My Southern Expressions By: Joe Lee
22 months ago | 1353 views | 0 0 comments | 12 12 recommendations | email to a friend | print
We lost a good friend recently. The actor, Fess Parker, passed away at the age of 85. I remember Sunday nights watching the Walt Disney show on television. Once in a great while I would get lucky and it would be an episode about Davy Crockett. Fess Parker was Davy Crockett.

They made a movie about Davy Crockett, and then later Fess Parker took on the role of Daniel Boone on the television show, “Daniel Boone.” It was on NBC from 1964 to 1970.

There was many a day my friends and I would don our “buckskins” and our “coonskin caps” and play frontiersmen in the back yard. Maybe we would go hunting for bear in the woods, or “injun fighting,” or any number of things we had seen Fess Parker do as Davy Crockett, or Daniel Boone.

We would use hand signals, try our best to sneak through the wilderness and sneak up on whoever, or whatever we were hunting. We knew better than to step on a twig, we paid attention to which way the wind blew and tried to stay downwind of our prey. I will never forget the great times we had on the pine straw paths of the deep woods surrounding Forest Hills subdivision in Garner.

There were bushes of honeysuckle, blackberry, blueberries, wild strawberries and plenty of poison ivy if you weren’t careful. We knew where to find the best watermelons and how to relieve the owner of a small one occasionally, the places to hide, and ride our banana seat bicycles with the high-rise handlebars. I still get tickled thinking about using a stick as my flintlock rifle and calling it “Bessie” just like Davy Crockett. I always wet the sights right before I aimed too!
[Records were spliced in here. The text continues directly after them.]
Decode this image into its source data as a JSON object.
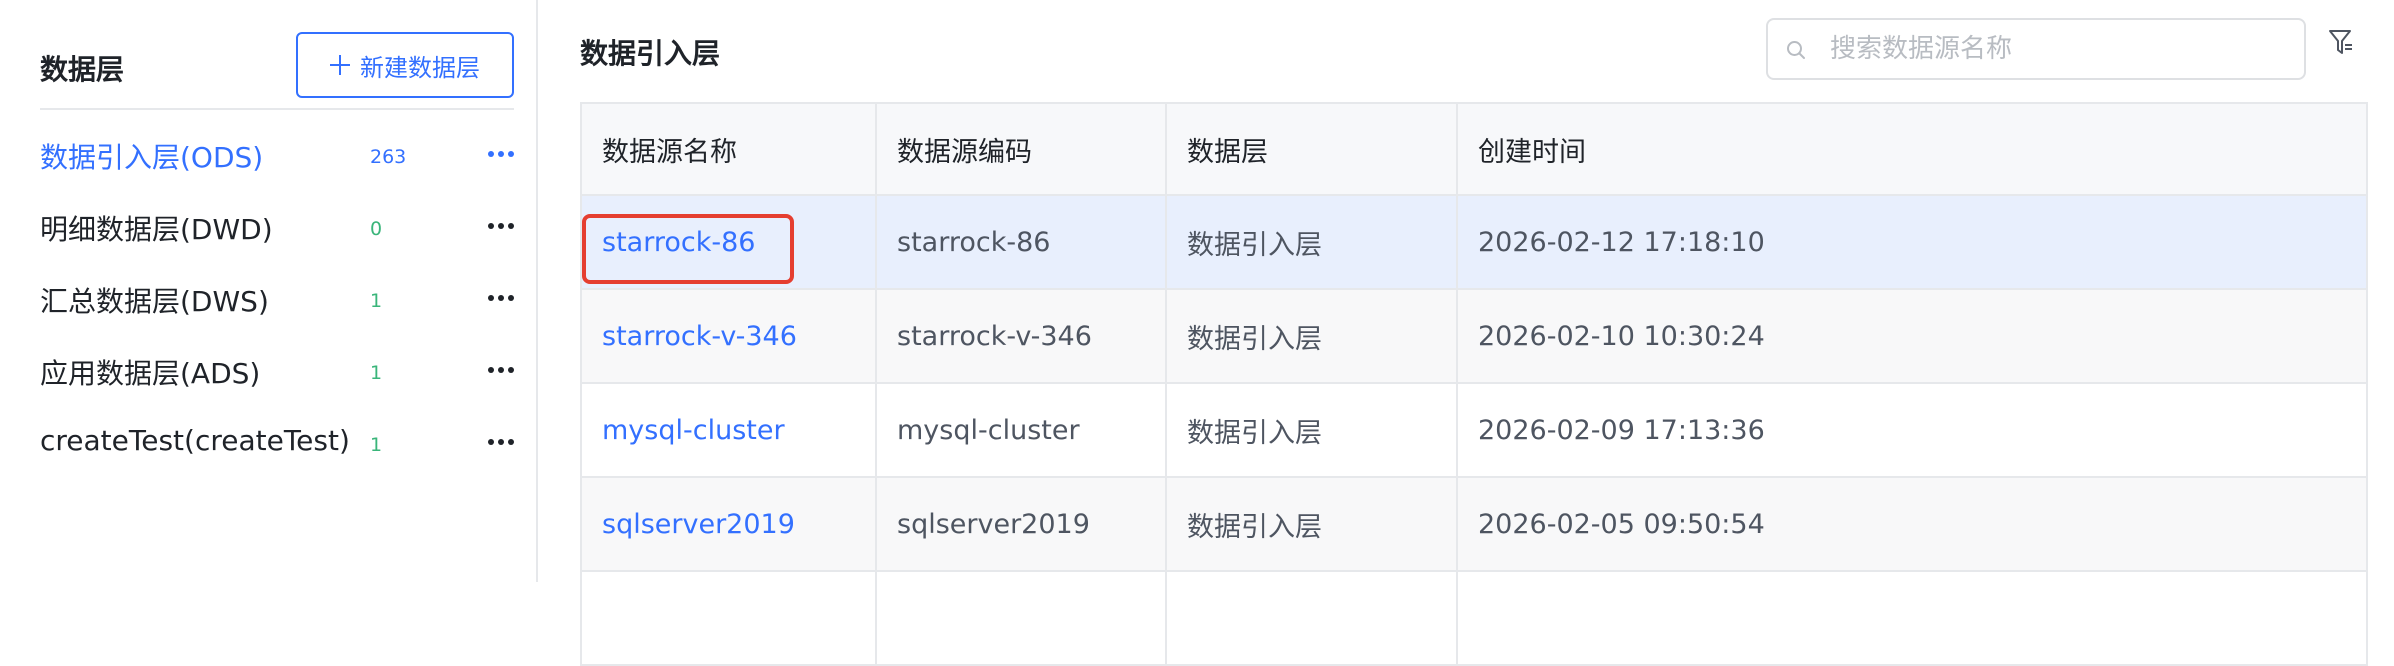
{
  "sidebar": {
    "title": "数据层",
    "new_button_label": "新建数据层",
    "items": [
      {
        "label": "数据引入层(ODS)",
        "count": "263"
      },
      {
        "label": "明细数据层(DWD)",
        "count": "0"
      },
      {
        "label": "汇总数据层(DWS)",
        "count": "1"
      },
      {
        "label": "应用数据层(ADS)",
        "count": "1"
      },
      {
        "label": "createTest(createTest)",
        "count": "1"
      }
    ]
  },
  "main": {
    "title": "数据引入层",
    "search": {
      "placeholder": "搜索数据源名称",
      "value": ""
    },
    "table": {
      "columns": [
        "数据源名称",
        "数据源编码",
        "数据层",
        "创建时间"
      ],
      "rows": [
        {
          "name": "starrock-86",
          "code": "starrock-86",
          "layer": "数据引入层",
          "created": "2026-02-12 17:18:10"
        },
        {
          "name": "starrock-v-346",
          "code": "starrock-v-346",
          "layer": "数据引入层",
          "created": "2026-02-10 10:30:24"
        },
        {
          "name": "mysql-cluster",
          "code": "mysql-cluster",
          "layer": "数据引入层",
          "created": "2026-02-09 17:13:36"
        },
        {
          "name": "sqlserver2019",
          "code": "sqlserver2019",
          "layer": "数据引入层",
          "created": "2026-02-05 09:50:54"
        },
        {
          "name": "",
          "code": "",
          "layer": "",
          "created": ""
        }
      ]
    }
  },
  "colors": {
    "accent": "#3370ff",
    "count_green": "#3ab57a",
    "highlight_red": "#e53e30",
    "selected_row": "#e8effd"
  },
  "icons": [
    "plus-icon",
    "more-icon",
    "search-icon",
    "filter-icon"
  ]
}
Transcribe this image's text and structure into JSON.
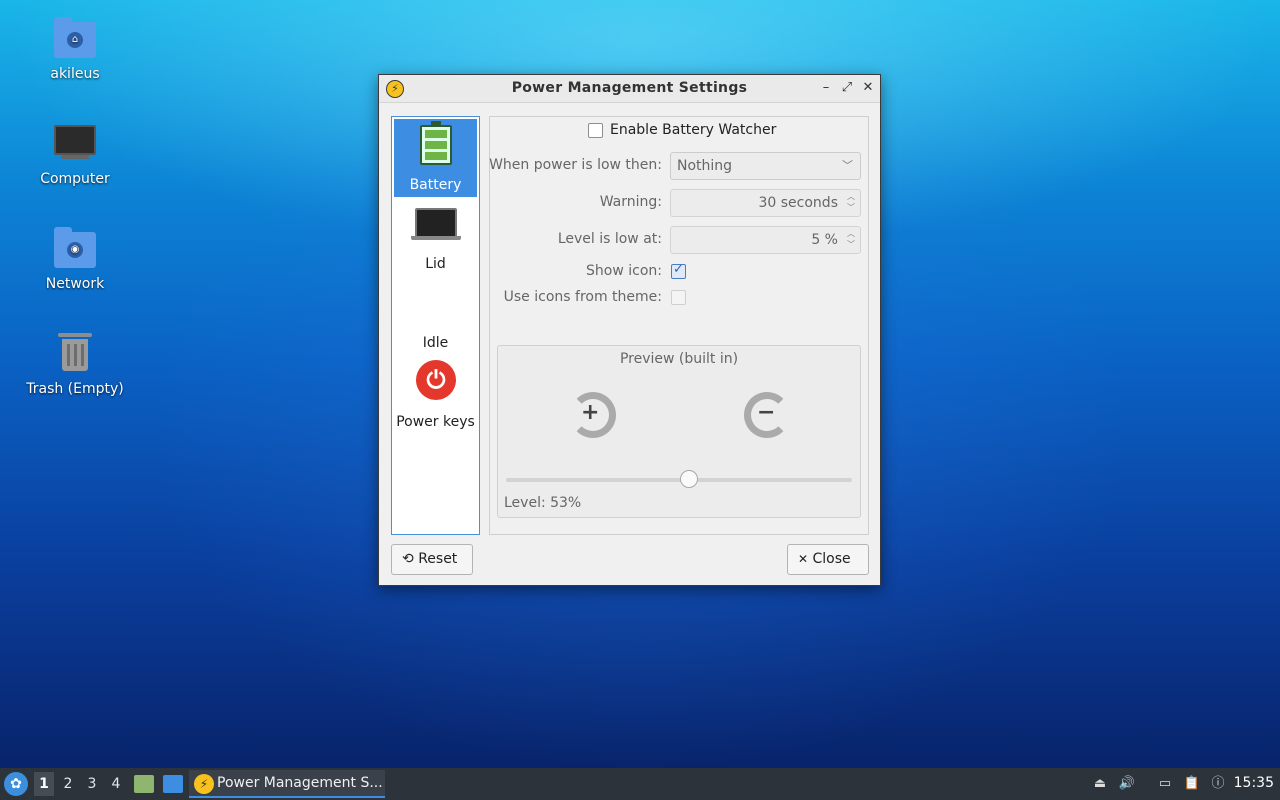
{
  "desktop": {
    "icons": [
      {
        "label": "akileus",
        "icon": "home-folder-icon"
      },
      {
        "label": "Computer",
        "icon": "computer-icon"
      },
      {
        "label": "Network",
        "icon": "network-folder-icon"
      },
      {
        "label": "Trash (Empty)",
        "icon": "trash-icon"
      }
    ]
  },
  "window": {
    "title": "Power Management Settings",
    "app_icon": "lightning-icon",
    "controls": {
      "minimize": "–",
      "maximize": "⤢",
      "close": "✕"
    }
  },
  "sidebar": {
    "items": [
      {
        "label": "Battery",
        "icon": "battery-icon",
        "active": true
      },
      {
        "label": "Lid",
        "icon": "laptop-lid-icon",
        "active": false
      },
      {
        "label": "Idle",
        "icon": "",
        "active": false
      },
      {
        "label": "Power keys",
        "icon": "power-icon",
        "active": false
      }
    ]
  },
  "battery": {
    "enable_watcher_label": "Enable Battery Watcher",
    "enable_watcher_checked": false,
    "low_action_label": "When power is low then:",
    "low_action_value": "Nothing",
    "warning_label": "Warning:",
    "warning_value": "30 seconds",
    "level_low_label": "Level is low at:",
    "level_low_value": "5 %",
    "show_icon_label": "Show icon:",
    "show_icon_checked": true,
    "use_theme_icons_label": "Use icons from theme:",
    "use_theme_icons_checked": false,
    "preview_title": "Preview (built in)",
    "preview_level_text": "Level: 53%",
    "preview_level_value": 53
  },
  "buttons": {
    "reset_icon": "⟲",
    "reset_label": "Reset",
    "close_icon": "✕",
    "close_label": "Close"
  },
  "taskbar": {
    "workspaces": [
      "1",
      "2",
      "3",
      "4"
    ],
    "active_workspace": "1",
    "task_title": "Power Management S...",
    "clock": "15:35"
  }
}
Fess Parker retired from acting in the ‘70s to concentrate on running a popular resort hotel on the Santa Barbara waterfront and a central California winery bearing his name. He was very successful and lived a full life. I truly regret that all these years I never once attempted to contact him and let him know how influential he had been to a 10-year-old boy’s imagination.

I still get excited hearing the theme music to “Davy Crockett.” I know Mr. Parker went to his reward peacefully, after a long and rewarding life. But to me and many others, he will always be seen as Davy Crockett, swinging ole’ Bessie and defending the Alamo.

Davy, Davy Crockett, king of the wild frontier. I’ll be right back.